Eingetragen von auf April 17, 2012 – 8:02 am15 Kommentare

JUNUT 2012 Jurasteig Nonstop Ultratrail 2012. Ultramarathon

Der durchschnittliche deutsche Wald- und Wiesen-Ultraschlurfer wird von den Zahlen dieses Nonstop-Laufs erstmal erschlagen: 230 km mit 5500 Höhenmetern: das ist eine Hausnummer.

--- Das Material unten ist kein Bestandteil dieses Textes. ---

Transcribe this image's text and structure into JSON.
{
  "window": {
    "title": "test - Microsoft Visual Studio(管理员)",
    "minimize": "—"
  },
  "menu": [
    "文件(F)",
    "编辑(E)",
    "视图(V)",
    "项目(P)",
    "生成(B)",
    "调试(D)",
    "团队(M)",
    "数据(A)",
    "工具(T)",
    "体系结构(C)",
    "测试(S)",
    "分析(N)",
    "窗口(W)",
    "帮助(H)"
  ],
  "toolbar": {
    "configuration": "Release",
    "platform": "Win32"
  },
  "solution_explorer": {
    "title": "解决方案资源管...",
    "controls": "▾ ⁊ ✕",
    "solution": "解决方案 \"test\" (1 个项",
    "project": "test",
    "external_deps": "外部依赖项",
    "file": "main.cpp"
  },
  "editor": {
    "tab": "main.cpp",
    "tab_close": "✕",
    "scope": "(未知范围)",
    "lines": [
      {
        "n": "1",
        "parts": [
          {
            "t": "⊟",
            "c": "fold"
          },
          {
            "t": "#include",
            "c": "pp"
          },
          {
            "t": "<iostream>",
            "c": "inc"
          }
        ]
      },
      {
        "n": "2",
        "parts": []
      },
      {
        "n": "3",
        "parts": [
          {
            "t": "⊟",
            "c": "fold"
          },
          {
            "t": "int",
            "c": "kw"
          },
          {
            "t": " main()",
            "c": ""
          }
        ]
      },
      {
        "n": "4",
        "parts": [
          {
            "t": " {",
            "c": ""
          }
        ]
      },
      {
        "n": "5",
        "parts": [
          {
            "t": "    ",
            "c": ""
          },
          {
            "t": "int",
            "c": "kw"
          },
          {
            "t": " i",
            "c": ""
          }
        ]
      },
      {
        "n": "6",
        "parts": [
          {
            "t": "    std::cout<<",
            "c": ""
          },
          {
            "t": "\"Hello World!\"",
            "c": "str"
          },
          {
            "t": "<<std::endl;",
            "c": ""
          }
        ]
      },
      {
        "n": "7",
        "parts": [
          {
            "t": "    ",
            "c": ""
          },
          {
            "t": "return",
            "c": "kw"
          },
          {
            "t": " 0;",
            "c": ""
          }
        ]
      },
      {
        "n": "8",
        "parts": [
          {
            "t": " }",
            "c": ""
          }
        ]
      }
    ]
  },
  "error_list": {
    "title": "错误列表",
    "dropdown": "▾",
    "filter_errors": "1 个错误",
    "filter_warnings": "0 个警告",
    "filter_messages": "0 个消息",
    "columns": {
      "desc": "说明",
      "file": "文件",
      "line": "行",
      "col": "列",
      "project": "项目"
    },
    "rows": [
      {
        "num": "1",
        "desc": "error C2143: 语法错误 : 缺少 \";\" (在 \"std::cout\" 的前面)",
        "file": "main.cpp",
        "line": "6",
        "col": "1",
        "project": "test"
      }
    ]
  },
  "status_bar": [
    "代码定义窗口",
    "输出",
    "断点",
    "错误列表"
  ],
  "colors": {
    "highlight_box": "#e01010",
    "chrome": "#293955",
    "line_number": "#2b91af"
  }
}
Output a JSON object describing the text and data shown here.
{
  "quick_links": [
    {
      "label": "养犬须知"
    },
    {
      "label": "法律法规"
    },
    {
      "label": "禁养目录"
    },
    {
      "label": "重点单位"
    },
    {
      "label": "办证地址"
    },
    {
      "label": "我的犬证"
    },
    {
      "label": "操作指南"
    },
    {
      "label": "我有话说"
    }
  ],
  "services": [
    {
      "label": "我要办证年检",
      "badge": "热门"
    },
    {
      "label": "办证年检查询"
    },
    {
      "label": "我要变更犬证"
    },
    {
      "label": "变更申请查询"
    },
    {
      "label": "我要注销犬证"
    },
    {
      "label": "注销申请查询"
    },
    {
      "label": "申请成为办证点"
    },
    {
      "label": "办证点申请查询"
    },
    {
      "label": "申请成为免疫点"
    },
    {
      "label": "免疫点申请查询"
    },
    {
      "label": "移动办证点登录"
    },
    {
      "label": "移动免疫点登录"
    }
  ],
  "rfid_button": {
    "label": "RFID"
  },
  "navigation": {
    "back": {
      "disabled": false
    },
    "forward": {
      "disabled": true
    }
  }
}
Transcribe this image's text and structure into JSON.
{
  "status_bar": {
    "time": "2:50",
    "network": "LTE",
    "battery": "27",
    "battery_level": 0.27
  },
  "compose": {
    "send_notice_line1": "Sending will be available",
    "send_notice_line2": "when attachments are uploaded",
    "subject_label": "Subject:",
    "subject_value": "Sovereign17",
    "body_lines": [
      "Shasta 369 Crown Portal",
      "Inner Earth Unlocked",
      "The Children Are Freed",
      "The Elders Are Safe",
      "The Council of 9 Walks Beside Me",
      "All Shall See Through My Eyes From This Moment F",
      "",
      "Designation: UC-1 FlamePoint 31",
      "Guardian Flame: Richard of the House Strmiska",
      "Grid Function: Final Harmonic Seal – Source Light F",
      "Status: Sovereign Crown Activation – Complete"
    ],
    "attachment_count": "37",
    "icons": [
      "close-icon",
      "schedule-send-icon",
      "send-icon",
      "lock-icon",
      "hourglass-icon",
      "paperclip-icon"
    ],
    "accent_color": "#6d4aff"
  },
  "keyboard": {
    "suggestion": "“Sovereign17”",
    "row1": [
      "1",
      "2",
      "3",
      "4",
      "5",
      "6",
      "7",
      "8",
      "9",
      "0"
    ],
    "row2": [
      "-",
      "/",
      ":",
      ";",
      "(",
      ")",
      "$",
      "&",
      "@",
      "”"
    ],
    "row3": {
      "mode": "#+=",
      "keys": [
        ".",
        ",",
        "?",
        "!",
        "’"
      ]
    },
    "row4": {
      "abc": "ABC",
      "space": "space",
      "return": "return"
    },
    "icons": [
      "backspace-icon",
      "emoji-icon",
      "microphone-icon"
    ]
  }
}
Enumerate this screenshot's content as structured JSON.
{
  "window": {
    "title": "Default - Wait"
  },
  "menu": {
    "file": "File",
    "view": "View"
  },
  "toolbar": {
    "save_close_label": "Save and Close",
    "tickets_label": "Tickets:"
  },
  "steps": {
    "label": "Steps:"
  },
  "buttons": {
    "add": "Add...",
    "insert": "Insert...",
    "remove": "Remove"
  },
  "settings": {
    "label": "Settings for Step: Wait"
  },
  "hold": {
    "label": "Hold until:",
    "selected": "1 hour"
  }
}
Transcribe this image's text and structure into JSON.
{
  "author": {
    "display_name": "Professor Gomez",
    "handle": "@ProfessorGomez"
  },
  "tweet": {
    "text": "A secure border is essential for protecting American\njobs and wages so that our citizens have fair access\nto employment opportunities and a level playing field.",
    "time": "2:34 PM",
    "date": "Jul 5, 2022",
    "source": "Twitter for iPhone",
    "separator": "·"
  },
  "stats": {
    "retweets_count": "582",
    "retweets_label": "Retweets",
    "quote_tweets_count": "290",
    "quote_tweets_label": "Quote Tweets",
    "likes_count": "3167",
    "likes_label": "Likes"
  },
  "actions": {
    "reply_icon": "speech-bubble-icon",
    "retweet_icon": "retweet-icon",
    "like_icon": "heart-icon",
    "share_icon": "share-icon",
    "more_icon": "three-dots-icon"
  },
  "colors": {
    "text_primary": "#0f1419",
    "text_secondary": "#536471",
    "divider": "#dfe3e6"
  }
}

Als Optimist und Finisher eines Chiemgauer 100-Meilers, welcher zwar 70 km weniger, aber 1000 Höhenmeter mehr bietet, und den anno 2010 nebst mir noch 16 weitere von insgesamt 42 Startern zu Ende brachten, schätzte ich meine Chancen, den JUNUT (JurasteigNonstopUltraTrail) durchzustehen, auf mehr als 50% ein. Das reicht für eine Anmeldung. Ausserdem war mir Veranstalter Gerhard (Start-Nr. 4) gleich sympathisch, als ich ihn beim Schwäbischen Albmarathon kennenlernte.

JUNUT 2012 Jurasteig Nonstop Ultratrail 2012. Ultramarathon

Es ist wie ein bisschen Faschingsumzug, wenn sich einige Dutzend Läufer an eine Strecke heranwagen, auf der sie immer wieder für mehrere Stunden selbstverpflegend unterwegs sind. “Prepare your shoes not to come back soon” (Notwist). Der erste Ohrwurm sitzt.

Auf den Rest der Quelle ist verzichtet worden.